Hölscher verhindert noch Schlimmeres
Dass kleine Torhüter nicht per se schlecht sein müssen, bewies dann SCW-Torwart Hölscher nach 32 Minuten, als er einen Volleyschuss Frings aus Nahdistanz sensationell parieren konnte. Und auch der Luftloch-Fallrückzieher Boachies im Anschluss war das Eintrittsgeld schon wert. Vorbereitet wurde diese Aktion übrigens ganz fein von Vrancic, der mit seiner Übersicht und Technik immer mehr an seinen älteren Bruder Damir zu erinnern vermag.
Der BVB absolut überlegen, doch bringt das nichts, wenn der Gegner einen Top-Torjäger in seinen Reihen hat, der nur eine Gelegenheit braucht. So verwertete Robert Mainka die Vorlage Jansens eiskalt und es stand völlig unverdient 1:1 (38.). Nur kurze Zeit später jedoch der postwendende Ausgleich des schwatzgelb-Lieblings Hervenogi Unzola, der in einen Fernschuss von Vrancic den Fuß reinhielt, auch nicht im Abseits stand und sich über sein erstes Profi-Tor freuen durfte. Gute Antwort unserer Jungs! Und das sollte es noch nicht gewesen sein, denn der SCW-Halstenberg machte dem Team seines Bruders ein Geschenk. Ganz böser Stockfehler am Mittelkreis und der überragende Vrancic lief allein aufs Tor zu, behielt die Nerven und sorgte für eine Art Vorentscheidung (43.).

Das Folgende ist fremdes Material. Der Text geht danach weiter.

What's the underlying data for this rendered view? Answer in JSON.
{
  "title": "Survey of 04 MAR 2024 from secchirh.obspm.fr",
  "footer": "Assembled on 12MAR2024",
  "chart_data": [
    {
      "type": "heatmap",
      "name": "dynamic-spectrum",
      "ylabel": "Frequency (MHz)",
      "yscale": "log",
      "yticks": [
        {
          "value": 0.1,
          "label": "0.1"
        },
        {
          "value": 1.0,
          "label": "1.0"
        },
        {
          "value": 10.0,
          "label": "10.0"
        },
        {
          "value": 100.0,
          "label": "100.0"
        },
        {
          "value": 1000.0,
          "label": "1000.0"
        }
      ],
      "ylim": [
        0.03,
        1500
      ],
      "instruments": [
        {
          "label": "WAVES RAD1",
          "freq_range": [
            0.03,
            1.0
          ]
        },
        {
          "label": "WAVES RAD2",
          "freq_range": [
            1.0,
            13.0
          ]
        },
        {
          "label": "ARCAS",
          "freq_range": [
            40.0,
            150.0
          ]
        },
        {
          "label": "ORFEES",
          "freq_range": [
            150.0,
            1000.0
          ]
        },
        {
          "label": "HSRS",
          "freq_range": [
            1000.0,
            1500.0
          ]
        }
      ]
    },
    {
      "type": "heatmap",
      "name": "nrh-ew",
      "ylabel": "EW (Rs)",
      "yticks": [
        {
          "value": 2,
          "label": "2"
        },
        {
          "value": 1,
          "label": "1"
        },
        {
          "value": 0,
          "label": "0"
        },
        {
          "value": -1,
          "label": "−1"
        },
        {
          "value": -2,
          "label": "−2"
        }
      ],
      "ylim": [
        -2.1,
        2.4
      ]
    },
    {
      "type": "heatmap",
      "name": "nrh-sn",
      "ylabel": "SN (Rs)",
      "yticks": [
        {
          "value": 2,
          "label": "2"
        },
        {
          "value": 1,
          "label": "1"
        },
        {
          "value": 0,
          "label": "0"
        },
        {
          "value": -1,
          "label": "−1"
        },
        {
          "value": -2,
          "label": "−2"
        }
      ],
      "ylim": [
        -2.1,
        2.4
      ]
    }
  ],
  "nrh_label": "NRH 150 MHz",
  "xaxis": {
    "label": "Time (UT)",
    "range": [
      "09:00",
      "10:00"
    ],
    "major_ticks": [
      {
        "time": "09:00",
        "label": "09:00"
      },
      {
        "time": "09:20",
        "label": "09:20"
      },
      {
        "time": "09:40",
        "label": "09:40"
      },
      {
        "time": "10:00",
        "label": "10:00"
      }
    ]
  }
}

Die zweite Halbzeit entwickelte sich von Beginn an wie weiter gewünscht. Wieder ein Ballverlust vom SCW, schnelles Umschaltspiel mit Doppelpass zwischen Boyd und Hofmann, der beim Abschluss das nötige Glück hat und zum 4:1 einschießen kann (51.). Der anschließende Jubel am Zaun mit den UvdA stellte das Jahnstadion infolgedessen hart auf die Probe. Und beim Stockfehler-Festival ging es munter weiter in Wiedenbrück. Diesmal legte Starostzik den Ball ungewollt für Boyd auf, der jedoch am Außennetz nach tollem Spurt scheiterte (61.). Kurz darauf rettete Hölscher dreimal (!) sehr stark gegen Vrancic und Hofmann (64.). Ihm allein war es inzwischen zu verdanken, dass dieses Spiel in Wiedenbrück nicht als „Debakel-Dienstag“ in die Annalen einging.
Gasecki mit Debüt
In der Folgezeit plätscherte das längst entschiedene Spiel so etwas vor sich hin und Trainer Wagner konnte personell etwas experementieren. So brachte er erstmals in dieser Saison Oscar Gasecki. Letztes Jahr noch College-Fußball in den Vereinigten Staaten, heute in Wiedenbrück. Auf- oder Abstieg? Einen Höhepunkt boten aber noch die beiden überragenden Akteure auf unserer Seite. Vrancic mit einem herrlichen Pass in die Schnittstelle auf den im Strafraum lauernden Boyd, der mit dem rechten Außenrist ganz trocken in die Ecke (84.). Und nur nur eine Minute später erneuter Fehler vom SCW in der Vorwärtsbewegung. Hofmann über rechts, Boyd in der Mitte artistisch mit einem Volleyschuss. Jetzt wurde es ganz bitter für den Gastgeber gegen eine nun im Rausch spielende Borussia.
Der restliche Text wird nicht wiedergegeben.